FeTPPs blocked activation of p38 MAPK apoptosis pathway. A: After one day of intravitreal NMDA injection, Western blot analysis showed 1.8-fold increase in p38 MAPK phosphorylation in rat retina lysate of NMDA-injected retinas compared with NMLA controls (n = 5–6). B: Western blot analysis of rat retina lysate showed a 2.3-fold increase in cleaved PARP expression in NMDA-injected retinas compared with NMLA controls (n = 4). Treatment of animals with FeTPPs (100 μg/eye) reversed these effects in NMDA-injected retinas but did not affect NMLA controls. There was a significant difference as compared with rest of the groups at *P < 0.05.

Figure 6

FeTPPs prevented NMDA-induced glial activation, capillary degeneration and pericytes loss. A: Representative images of GFAP immunofluorescence in various treatment groups after one day. In NMDA-injected retinas, the end feet of the Müller cells showed abundant GFAP immunofluorescence (red), and the radial processed stained intensely throughout both the inner and the outer retina (magnification, ×400). Similar morphological changes were observed in 3–4 animals. B: Representative image of trypsin-digest stained with periodic acid-Schiff and hematoxylin showing acellular capillaries (arrows) in NMDA-injected rats after seven days (magnification, ×400). C: Representative images of acellular capillaries using confocal microscopy of trypsin digest. All endothelial cells are labeled with isolectin (red) while collagen IV (green) labels vascular basement membrane. The circle superimposed on the merged image demonstrates a typical acellular capillary in retina (collagen IV positive but isolectin negative). D: Statistical analysis showing 2.6-fold increase in number of acellular capillaries in NMDA-injected retinas compared with NMLA controls or NMDA + FeTPPs (n = 4–6). E–F: Statistical analysis and representative image of retinal trypsin-digest stained with periodic acid-Schiff (PASH) and Hematoxylin showing pericyte cells (indicated by red arrows) in NMDA-injected rats showing a significant decrease in pericytes count in NMDA-injected retinas compared with NMLA-controls or NMDA + FeTPPs (n = 4−6) (magnification, ×400). These effects were blocked by FeTPPs in NMDA-injected retinas but did not alter NMLA-controls.
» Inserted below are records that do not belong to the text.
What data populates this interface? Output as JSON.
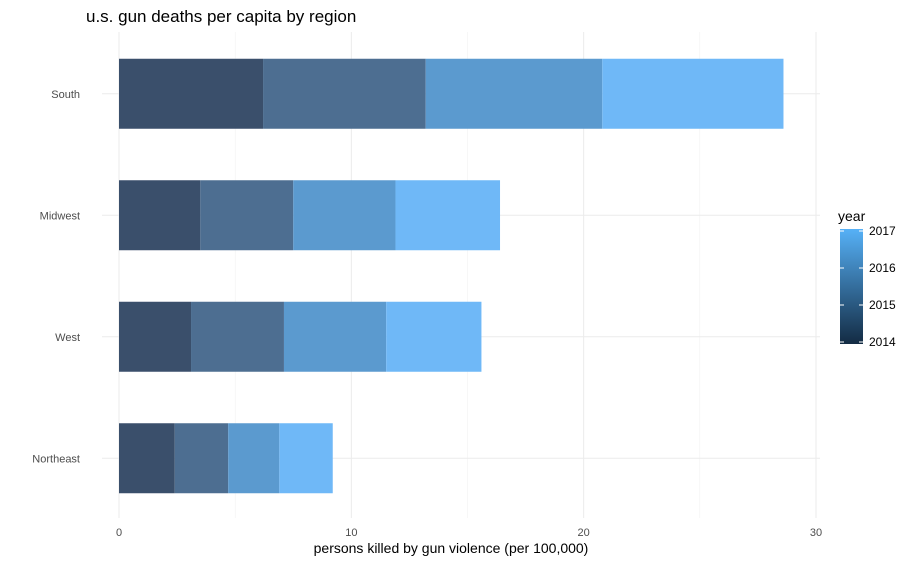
{
  "chart_data": {
    "type": "bar",
    "orientation": "horizontal",
    "stacked": true,
    "title": "u.s. gun deaths per capita by region",
    "xlabel": "persons killed by gun violence (per 100,000)",
    "ylabel": "",
    "xlim": [
      0,
      30
    ],
    "x_ticks": [
      0,
      10,
      20,
      30
    ],
    "grid": true,
    "categories": [
      "South",
      "Midwest",
      "West",
      "Northeast"
    ],
    "series": [
      {
        "name": "2014",
        "color": "#3a4f6b",
        "values": [
          6.2,
          3.5,
          3.1,
          2.4
        ]
      },
      {
        "name": "2015",
        "color": "#4d6e91",
        "values": [
          7.0,
          4.0,
          4.0,
          2.3
        ]
      },
      {
        "name": "2016",
        "color": "#5b9acf",
        "values": [
          7.6,
          4.4,
          4.4,
          2.2
        ]
      },
      {
        "name": "2017",
        "color": "#6fb8f7",
        "values": [
          7.8,
          4.5,
          4.1,
          2.3
        ]
      }
    ],
    "legend": {
      "title": "year",
      "placement": "right",
      "labels": [
        "2017",
        "2016",
        "2015",
        "2014"
      ],
      "gradient": [
        "#132b43",
        "#56b1f7"
      ]
    }
  }
}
G: Representative image of retinal trypsin digest stained with TUNEL (left) showing that vascular cell death occurs by apoptosis as indicated by TUNEL positive nuclei (white arrows) in endothelial cells (red arrows) (400× magnification). There was significant difference against the controls and NMDA + FeTPPs groups at *P < 0.05. There was significant difference against the rest of the groups at #P < 0.05. GCL, ganglion cell layer; IPL, inner plexiform layer; INL, inner nuclear layer; ONL, outer nuclear layer.